骨盤は仙骨と呼ばれる中央の骨と、それを囲むように配置された2つの腸骨によって構成されています。
腸骨には上前腸骨棘と下前腸骨棘と呼ばれる突起があり、上前腸骨棘には大腿筋膜張筋と縫工筋が、下前腸骨棘には大腿直筋がそれぞれ付着しています。
急な動作をしたとき、筋肉の急激な収縮による強い牽引力(引っ張る力)により、付着部の骨が剥がれてしまうのが腸骨棘裂離骨折です。(上前腸骨棘裂離骨折に対しては縫工筋が主に作用)

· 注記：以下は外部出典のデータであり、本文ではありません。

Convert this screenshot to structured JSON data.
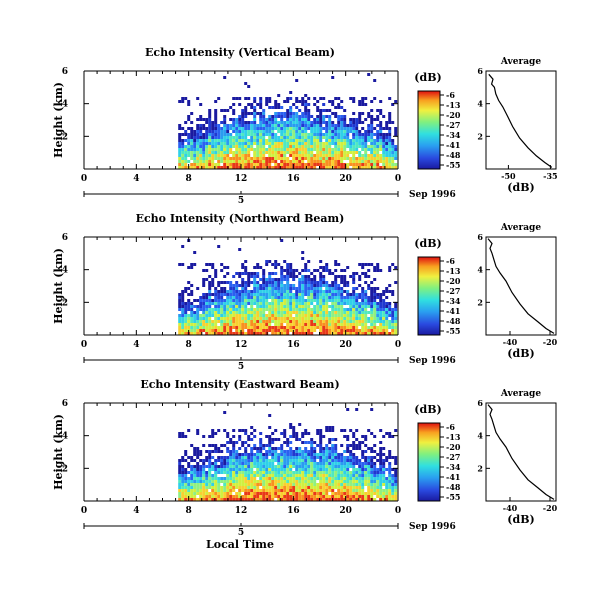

ダッシュやジャンプでは上前腸骨棘の、キック動作では下前腸骨棘の裂離骨折を生じます。この障害が10代に多い理由は、成長期にある骨はまだ柔らかく、筋 力に対して十分な強度がないためです。ときには裂離骨折ではなく、繰り返しの負荷により腸骨棘が疲労骨折を起こすケースもあります。(→腸骨棘疲労骨折)
ハードな練習が続いて疲労が蓄積し、筋肉が硬くなっていることも原因のひとつです。

■どうしたら治るのか

X線検査で腸骨に裂離骨折が認められたら運動を休止し、一定期間安静にします。同時に、股関節周囲の筋肉の柔軟性を取り戻すためのストレッチを開始し、そ の後、股関節および体幹、下肢の筋力アップを目的としたトレーニングと、股関節周りの筋肉を上手に使うための機能訓練へと移行します。 治癒の状態に応じ て徐々に運動を再開していきますが、裂離した骨が完全に癒合する(くっつく)には2~3ヶ月の時間を要します。
疲労骨折の場合は運動量をコントロールしながらスポーツ活動を継続することが可能で、完全に休止する必要はありません。
いずれの場合も二週間に一度はX線写真を撮影し、定期的に骨の状態をチェックすることが重要です。